Internal accountability structures include the principles of democratic centralism, of the core and collective, and of consultation within the CPC itself. It also includes disciplinary measures that have become quite potent in the apparatus of disciplinary inspection. The development of the Guiding Principles for Intra-party Political Life under New Situation announced at the 6th Plenary of 18th Central Committee of CPC in 2016 suggests the New Era structures of intra-party consultation and accountability spanning from the party’s congress system to intra-party supervision system and consultation mechanisms.
External accountability mechanisms include the mandatory axis between CPC and people—the mass line.
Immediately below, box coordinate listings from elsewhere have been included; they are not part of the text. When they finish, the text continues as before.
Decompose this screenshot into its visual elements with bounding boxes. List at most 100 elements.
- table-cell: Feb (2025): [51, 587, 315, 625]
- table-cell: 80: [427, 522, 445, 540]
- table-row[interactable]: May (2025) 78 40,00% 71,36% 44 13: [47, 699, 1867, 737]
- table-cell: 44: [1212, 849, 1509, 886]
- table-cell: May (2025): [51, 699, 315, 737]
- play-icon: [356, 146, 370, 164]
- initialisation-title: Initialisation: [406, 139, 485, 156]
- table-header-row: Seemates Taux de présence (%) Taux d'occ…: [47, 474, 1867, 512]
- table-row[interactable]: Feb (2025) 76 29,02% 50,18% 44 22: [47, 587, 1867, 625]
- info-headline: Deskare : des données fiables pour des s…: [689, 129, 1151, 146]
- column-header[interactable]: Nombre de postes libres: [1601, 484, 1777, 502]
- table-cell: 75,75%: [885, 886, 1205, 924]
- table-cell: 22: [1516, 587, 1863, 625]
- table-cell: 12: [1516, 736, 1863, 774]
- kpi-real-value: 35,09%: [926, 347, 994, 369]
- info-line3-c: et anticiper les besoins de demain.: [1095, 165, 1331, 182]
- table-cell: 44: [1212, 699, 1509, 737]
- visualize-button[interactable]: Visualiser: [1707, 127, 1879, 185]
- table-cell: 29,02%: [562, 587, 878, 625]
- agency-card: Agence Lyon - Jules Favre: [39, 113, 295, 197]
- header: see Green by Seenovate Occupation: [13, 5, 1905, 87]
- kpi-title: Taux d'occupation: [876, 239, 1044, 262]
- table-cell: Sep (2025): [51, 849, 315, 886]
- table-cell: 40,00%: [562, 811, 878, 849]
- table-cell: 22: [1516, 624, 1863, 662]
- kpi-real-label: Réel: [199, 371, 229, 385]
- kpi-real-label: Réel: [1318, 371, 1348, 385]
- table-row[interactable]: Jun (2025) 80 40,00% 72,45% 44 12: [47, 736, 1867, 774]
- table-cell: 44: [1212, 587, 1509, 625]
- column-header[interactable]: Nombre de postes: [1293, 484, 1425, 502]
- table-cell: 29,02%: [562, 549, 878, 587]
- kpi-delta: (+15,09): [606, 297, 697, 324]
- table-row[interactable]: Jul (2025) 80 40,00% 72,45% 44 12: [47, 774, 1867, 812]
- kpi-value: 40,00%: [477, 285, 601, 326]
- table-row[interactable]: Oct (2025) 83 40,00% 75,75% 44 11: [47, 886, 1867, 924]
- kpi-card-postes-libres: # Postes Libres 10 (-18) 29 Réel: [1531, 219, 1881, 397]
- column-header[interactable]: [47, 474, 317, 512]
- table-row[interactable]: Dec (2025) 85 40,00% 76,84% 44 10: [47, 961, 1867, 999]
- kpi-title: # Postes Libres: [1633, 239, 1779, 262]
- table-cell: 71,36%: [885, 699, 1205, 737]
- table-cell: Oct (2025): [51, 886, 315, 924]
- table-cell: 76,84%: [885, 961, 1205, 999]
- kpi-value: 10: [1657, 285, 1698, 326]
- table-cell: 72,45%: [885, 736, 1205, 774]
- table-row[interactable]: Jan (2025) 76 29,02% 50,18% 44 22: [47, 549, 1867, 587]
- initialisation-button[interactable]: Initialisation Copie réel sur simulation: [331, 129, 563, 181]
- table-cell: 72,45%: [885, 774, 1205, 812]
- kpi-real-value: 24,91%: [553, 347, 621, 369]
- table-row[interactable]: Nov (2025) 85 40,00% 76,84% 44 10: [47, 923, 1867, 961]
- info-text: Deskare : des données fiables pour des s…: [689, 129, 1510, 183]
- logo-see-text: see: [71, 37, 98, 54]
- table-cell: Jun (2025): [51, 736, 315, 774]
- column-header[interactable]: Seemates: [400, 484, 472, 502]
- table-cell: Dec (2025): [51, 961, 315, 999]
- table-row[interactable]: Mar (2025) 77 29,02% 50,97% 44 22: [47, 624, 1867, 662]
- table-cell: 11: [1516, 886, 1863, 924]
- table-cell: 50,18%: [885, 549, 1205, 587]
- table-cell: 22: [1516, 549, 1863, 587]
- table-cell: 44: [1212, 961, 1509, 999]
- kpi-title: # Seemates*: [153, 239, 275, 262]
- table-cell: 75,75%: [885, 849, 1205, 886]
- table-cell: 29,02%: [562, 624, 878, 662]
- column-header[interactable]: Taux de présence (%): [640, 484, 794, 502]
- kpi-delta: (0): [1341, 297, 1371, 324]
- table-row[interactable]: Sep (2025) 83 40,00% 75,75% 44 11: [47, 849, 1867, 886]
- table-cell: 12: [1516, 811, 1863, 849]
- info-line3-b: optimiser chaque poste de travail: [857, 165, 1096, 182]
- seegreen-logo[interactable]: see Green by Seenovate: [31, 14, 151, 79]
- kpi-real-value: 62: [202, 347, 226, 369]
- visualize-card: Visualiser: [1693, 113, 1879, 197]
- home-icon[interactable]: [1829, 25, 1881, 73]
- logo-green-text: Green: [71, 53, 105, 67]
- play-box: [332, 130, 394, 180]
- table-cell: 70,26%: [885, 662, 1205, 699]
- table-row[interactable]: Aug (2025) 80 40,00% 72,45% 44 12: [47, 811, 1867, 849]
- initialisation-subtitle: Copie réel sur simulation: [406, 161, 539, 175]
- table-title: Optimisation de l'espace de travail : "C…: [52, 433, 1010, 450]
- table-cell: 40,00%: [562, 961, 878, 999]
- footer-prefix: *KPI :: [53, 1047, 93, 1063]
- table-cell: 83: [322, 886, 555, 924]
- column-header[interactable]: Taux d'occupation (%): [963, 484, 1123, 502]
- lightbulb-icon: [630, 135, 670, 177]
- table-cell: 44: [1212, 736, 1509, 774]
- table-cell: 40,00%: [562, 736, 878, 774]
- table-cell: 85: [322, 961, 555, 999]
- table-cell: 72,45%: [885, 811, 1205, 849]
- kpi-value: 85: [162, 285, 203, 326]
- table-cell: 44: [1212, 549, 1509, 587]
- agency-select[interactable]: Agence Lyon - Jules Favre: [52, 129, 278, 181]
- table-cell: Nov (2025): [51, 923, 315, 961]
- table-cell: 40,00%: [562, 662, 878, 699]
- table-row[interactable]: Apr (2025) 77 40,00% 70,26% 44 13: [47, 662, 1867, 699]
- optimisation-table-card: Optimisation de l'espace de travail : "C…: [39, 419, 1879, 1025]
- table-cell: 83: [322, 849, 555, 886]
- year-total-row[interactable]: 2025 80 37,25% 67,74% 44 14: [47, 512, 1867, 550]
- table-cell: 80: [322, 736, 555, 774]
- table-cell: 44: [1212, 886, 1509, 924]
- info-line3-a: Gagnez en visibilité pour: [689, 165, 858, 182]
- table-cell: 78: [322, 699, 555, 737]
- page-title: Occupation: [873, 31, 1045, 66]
The mass line takes the logic of the core-collective principle of governance and exports it to the relationship between party and people. The fundamental principle of the mass line applies thoroughly to every level of the party’s leadership in every sector ranging from the party apparatus itself to the state apparatus and other entities such as businesses and civil organizations. The Chinese People’s Political Consultative Conference (CPPCC) is one of the most important places where the axis of mass line functions as the external accountability mechanism for the party’s leadership. CPPCC has been playing the role since 1949 when the first conference laid the foundation of the People’s Republic.
The essence of the move toward consultative, that is socialist, democracy in China, was declared in the 19th CPC Congress Report. The 19th CPC Report groups the evolution and consolidation of consultative socialist democracy within six broad categories. The essay discusses the character of these six categories in more detail. These emphasize both the strong consultative aspects of the system and the even stronger connection between consultation and accountability. What is the essence of consultative democracy? The 19th CPC Congress Report explains that “The essence of the people's democracy is that the people get to discuss their own affairs.” But that process of consultation must be managed. And that management of popular expression is built around the mass organizations which serve to mediate between the raw and undiluted expression of popular opinion and the effective representation of that opinion for consumption by the political vanguard.
This is the core of the notion of endogenous democracy. What Chinese efforts demonstrate, at least preliminarily and in theoretical form, is that endogenous democracy is substantially compatible with Leninist state organization. But it may be worth considering whether the accountability principles at the base of endogenous democratic theory might also find expression in Western systems as well.